Ecrire encore (2007-2019)

« Je vais écrire encore, il n’y a pas d’autre sort pour moi. » (Colette)

En 2003, les éditions Grasset republient dans la collection « Les Cahiers rouges », Boy suivi en 2008 par Le Petit matin. Les critiques saluent l’initiative qui permet à un nouveau public de découvrir deux chefs d’oeuvre de Christine de Rivoyre.

Encouragée par ce succès, la romancière sort de son silence et publie en 2007, comme pour exorciser la mort d’Alexandre Kalda, Archaka, évocation émouvante de son ami tragiquement disparu.

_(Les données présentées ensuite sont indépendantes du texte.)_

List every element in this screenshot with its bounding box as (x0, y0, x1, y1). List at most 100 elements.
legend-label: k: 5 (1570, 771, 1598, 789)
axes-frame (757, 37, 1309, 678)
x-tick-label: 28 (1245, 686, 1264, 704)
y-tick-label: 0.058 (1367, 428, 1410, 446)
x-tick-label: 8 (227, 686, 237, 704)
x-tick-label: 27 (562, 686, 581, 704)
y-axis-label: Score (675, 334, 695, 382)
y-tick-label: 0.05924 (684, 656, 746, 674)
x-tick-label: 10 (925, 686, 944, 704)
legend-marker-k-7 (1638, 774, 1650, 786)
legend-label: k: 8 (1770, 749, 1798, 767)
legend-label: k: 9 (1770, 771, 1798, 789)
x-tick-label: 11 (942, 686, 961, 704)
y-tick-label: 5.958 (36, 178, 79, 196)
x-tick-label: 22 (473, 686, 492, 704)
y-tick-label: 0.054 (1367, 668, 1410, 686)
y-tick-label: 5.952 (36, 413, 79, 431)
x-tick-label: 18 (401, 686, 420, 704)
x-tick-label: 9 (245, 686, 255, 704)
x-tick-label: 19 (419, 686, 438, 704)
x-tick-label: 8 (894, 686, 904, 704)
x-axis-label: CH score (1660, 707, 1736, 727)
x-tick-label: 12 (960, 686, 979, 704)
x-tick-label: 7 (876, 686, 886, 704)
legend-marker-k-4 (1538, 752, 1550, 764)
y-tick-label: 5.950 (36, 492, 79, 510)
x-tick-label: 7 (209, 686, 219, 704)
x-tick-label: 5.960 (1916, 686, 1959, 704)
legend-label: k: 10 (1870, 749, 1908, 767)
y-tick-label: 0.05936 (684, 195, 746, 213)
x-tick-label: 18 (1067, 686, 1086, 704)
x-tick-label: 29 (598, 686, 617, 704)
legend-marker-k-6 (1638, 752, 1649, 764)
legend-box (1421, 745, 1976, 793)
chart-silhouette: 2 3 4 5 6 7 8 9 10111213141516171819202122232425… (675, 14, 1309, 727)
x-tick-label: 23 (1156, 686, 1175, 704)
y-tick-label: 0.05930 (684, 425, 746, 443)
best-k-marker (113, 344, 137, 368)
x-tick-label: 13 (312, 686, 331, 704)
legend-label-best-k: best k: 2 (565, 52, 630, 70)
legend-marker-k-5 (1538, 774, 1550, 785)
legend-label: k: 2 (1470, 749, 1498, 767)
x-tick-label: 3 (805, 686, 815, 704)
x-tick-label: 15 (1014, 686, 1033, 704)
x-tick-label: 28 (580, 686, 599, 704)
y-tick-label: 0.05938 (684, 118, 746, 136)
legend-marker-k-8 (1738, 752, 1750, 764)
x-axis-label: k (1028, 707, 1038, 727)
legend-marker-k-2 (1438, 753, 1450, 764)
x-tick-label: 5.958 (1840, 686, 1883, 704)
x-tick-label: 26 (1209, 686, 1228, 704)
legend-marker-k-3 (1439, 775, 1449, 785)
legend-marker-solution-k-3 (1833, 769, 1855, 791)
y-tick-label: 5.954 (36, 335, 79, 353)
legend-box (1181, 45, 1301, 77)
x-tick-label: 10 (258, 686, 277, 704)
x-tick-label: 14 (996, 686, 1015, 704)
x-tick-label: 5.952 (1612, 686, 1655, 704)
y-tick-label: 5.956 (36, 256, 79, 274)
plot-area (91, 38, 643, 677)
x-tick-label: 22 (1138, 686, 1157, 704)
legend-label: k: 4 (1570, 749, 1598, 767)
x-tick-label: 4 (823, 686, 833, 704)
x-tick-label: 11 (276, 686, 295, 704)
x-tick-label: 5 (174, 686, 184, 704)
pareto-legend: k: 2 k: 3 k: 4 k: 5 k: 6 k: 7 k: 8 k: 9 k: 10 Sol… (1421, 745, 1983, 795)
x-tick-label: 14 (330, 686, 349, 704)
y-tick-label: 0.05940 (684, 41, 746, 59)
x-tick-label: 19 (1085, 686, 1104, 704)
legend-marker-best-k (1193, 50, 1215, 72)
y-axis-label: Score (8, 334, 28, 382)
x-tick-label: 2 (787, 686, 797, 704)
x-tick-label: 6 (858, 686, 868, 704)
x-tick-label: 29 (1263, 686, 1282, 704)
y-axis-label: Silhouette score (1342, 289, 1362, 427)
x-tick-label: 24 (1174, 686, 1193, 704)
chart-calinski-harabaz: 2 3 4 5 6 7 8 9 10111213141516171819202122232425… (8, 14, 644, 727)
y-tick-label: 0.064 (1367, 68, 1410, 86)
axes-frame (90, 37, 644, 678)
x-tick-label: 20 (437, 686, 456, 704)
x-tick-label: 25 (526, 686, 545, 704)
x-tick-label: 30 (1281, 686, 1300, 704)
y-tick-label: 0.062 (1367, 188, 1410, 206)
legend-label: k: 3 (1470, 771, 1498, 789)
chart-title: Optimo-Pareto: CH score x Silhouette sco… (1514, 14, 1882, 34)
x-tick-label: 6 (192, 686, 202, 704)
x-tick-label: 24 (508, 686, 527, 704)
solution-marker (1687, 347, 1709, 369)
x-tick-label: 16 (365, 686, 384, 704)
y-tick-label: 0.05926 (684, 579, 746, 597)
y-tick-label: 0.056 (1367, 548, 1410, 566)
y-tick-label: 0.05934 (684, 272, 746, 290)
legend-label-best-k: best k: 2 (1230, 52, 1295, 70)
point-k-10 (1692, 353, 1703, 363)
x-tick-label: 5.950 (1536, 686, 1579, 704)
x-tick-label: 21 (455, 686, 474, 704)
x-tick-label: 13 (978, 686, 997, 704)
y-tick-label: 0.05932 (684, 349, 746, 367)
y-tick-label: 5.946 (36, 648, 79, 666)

Cinq ans plus tard, elle cède à la sollicitation pressante du président de la Société des amis de Colette, Frédéric Maget, sensible à la parenté très forte entre les œuvres de Colette et de Christine de Rivoyre. Elle accepte de se livrer au jeu des confidences pour ce qui devait être au départ un livre d’entretiens et qui donnera finalement naissance à une création originale.

Cinq ans plus tard, elle accepte de se livrer au jeu des confidences pour ce qui devait être au départ un livre d’entretiens et qui se révélera finalement une création originale : Flying Fox et autres portraits, sorti à l’automne 2014, un livre « à sauts et à gambades », ni autobiographie ni mémoires, où l’auteur du Petit matin part à la rencontre des personnages qui ont marqué sa vie.

« Je ne suis pas faite pour mourir » déclarait la romancière. Elle qui jusque dans le grand âge avait conservé sa capacité d’émerveillement et d’indignation fut soudainement rattrapée par la vieillesse. Elle s’éteint le 3 janvier 2019, à l’âge de 97 ans. Avec elle disparaît une des voix les plus justes et les plus sincères de notre littérature.